Pochage de ganache montée vanille sur number cake

Ganache montée vanille : la méthode inratable

Par Mathilde | 8 juin 2026

💡 Pas le temps de tout lire ? Voici l’essentiel :

  • La clé d’une ganache montée vanille réussie : crème entière 35 % bien froide, infusion douce de la gousse et repos long au frigo.
  • Les températures font tout : 60-70 °C pour l’infusion, 35-40 °C pour l’émulsion, 6-8 °C en cuve pour le foisonnement.
  • Adapte le ratio chocolat blanc/crème selon l’usage pour obtenir la tenue dont tu as besoin.
  • Anticipe : maturation 8 à 12 h, conservation 48-72 h et pochage au dernier moment pour des jolies volutes nettes.

Tu as déjà tenté une ganache qui refuse de monter, ou qui tranche pile au moment où tu sors la poche ? J’y suis passée, plusieurs fois.
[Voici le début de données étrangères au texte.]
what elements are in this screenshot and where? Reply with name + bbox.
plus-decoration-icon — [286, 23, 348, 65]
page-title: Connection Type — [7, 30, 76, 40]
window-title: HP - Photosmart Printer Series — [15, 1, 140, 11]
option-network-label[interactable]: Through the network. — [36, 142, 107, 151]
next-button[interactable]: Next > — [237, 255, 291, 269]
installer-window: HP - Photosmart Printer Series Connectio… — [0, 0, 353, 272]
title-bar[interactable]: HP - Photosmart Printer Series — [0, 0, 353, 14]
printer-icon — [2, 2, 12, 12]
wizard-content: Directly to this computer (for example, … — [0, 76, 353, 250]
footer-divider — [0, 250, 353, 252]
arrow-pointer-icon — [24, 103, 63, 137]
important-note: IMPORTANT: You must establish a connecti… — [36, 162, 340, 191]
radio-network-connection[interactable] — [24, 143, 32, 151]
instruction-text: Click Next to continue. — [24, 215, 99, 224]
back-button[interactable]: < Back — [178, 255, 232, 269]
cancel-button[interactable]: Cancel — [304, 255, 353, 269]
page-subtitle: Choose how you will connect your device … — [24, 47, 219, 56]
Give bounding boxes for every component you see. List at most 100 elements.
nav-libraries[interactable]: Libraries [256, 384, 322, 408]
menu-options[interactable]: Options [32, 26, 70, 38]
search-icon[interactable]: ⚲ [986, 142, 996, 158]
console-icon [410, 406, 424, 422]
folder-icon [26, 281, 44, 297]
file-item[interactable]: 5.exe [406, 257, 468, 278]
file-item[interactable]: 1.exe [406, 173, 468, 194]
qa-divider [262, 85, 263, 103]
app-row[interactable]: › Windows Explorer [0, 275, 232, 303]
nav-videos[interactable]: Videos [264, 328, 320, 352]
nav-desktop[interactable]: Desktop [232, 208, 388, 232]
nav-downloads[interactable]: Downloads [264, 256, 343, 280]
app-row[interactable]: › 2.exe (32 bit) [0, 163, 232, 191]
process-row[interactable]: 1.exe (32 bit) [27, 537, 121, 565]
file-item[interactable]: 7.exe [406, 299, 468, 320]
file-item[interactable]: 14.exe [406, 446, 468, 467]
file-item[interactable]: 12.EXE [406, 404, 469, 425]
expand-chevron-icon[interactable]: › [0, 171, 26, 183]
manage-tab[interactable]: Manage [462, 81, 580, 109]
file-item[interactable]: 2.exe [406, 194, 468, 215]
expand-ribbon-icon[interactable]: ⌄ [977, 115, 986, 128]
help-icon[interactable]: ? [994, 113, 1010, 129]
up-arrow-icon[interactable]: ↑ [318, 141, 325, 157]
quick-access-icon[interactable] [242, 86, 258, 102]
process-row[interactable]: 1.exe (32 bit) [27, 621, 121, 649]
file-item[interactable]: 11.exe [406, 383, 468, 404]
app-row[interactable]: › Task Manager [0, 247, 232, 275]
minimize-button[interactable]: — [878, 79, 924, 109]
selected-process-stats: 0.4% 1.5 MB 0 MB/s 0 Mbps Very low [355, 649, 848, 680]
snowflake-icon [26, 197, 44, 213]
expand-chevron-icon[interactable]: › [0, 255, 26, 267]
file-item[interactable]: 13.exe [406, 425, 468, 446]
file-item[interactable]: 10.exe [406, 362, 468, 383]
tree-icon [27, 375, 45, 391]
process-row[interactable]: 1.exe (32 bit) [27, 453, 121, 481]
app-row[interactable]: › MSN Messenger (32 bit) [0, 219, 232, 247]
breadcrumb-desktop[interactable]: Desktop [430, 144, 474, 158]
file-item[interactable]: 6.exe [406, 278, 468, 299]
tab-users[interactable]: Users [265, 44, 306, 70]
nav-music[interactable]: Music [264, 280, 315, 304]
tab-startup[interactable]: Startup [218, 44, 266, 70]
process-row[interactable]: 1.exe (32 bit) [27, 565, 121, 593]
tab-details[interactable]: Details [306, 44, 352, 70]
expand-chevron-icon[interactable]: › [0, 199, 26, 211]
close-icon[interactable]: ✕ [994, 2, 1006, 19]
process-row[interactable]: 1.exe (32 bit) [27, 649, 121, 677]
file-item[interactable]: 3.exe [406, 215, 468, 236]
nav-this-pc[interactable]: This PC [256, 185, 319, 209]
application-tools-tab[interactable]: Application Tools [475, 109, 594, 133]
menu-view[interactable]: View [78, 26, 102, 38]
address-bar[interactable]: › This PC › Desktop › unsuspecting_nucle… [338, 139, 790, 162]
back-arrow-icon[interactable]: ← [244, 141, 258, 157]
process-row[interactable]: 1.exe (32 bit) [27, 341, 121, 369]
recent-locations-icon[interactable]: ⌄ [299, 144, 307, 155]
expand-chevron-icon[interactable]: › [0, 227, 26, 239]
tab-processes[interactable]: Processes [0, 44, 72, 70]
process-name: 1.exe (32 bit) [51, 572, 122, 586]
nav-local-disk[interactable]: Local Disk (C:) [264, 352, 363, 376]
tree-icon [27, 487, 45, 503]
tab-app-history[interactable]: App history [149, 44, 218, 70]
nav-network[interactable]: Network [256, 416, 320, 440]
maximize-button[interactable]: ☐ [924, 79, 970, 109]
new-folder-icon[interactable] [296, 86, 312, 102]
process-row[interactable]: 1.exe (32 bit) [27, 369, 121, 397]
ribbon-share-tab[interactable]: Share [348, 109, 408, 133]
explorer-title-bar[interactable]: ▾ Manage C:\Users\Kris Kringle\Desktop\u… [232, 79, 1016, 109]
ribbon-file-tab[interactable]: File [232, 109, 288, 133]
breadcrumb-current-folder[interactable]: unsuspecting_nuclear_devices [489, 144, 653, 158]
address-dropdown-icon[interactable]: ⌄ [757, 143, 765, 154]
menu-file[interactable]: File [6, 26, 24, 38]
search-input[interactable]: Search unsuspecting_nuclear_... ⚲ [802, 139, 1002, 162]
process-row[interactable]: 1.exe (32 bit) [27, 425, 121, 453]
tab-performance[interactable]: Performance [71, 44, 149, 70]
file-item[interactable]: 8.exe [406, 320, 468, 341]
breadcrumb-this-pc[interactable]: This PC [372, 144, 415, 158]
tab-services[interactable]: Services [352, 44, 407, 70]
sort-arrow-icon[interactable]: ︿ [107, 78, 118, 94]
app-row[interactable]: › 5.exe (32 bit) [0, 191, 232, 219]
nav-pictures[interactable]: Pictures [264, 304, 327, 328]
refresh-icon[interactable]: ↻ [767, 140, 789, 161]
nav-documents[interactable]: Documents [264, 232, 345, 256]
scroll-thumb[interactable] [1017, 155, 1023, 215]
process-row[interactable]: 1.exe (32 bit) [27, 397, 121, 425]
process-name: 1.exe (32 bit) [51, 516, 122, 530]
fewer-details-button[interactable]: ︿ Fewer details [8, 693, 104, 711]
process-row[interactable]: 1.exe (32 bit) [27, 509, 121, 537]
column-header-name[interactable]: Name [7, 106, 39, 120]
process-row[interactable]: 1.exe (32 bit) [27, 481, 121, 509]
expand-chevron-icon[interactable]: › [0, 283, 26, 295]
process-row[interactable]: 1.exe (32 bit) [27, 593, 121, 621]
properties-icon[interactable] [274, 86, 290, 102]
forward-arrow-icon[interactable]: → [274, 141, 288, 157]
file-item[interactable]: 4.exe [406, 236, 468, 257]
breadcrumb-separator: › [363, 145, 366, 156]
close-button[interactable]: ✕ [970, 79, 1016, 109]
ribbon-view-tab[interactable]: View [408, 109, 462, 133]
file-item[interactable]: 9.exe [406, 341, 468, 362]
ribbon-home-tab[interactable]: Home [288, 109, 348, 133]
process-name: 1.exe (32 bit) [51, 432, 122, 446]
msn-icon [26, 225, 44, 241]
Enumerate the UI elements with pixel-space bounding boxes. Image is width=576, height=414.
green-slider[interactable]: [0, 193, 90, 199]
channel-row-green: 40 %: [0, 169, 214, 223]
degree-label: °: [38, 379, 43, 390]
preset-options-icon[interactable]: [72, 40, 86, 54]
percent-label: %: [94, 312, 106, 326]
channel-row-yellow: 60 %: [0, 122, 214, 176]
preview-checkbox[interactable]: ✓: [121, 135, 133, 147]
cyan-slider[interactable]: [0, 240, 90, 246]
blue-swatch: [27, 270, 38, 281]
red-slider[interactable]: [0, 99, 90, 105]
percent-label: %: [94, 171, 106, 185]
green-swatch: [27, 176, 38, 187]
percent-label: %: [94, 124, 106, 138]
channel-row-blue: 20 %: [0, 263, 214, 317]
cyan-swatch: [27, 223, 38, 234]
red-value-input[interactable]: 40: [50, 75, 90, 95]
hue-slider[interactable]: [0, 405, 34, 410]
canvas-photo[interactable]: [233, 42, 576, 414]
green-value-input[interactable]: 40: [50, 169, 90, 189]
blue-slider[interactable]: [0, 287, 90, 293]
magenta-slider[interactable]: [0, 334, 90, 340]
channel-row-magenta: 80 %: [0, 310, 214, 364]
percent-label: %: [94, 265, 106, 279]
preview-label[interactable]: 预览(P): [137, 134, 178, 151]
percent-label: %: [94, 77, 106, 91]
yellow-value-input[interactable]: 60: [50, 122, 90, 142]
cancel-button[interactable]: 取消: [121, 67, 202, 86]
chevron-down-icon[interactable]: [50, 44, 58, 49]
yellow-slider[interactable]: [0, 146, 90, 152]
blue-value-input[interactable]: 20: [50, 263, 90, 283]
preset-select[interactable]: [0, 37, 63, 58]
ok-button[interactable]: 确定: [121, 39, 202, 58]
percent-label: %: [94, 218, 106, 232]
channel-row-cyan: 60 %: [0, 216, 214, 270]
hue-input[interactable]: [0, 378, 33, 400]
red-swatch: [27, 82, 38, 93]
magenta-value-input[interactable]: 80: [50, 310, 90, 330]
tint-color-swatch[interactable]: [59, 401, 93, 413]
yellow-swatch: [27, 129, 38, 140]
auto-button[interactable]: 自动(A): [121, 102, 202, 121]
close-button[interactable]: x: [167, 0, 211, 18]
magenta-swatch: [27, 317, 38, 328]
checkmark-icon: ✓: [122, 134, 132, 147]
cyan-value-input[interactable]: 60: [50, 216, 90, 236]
La bonne nouvelle, c’est qu’avec trois repères très concrets et deux ou trois réflexes de pro, tout change. J’ai affiné cette méthode au fil des gâteaux d’anniversaire, des number cakes et des fournées de macarons ratés puis rattrapés.

Ici, tu vas trouver une méthode claire, pas à pas, pour une ganache montée vanille qui tient, qui fond en bouche et qui sent vraiment la gousse. On parle infusion, émulsion, repos, températures et astuces de pochage sans chichis, mais avec la précision qu’il faut. ✨

🍽️ Ganache montée vanille

⏱️ Préparation
25 min
🔥 Cuisson
15 min
❄️ Repos
8-12 h

Ingrédients

  • 200 g chocolat blanc de couverture (Valrhona Ivoire ou Callebaut W2)
  • 300 g crème liquide entière 35 % MG (150 g chaude + 150 g froide)
  • 1 gousse de vanille Bourbon (ou 6 g de pâte de vanille)
  • 10 g miel neutre ou sirop de glucose (facultatif)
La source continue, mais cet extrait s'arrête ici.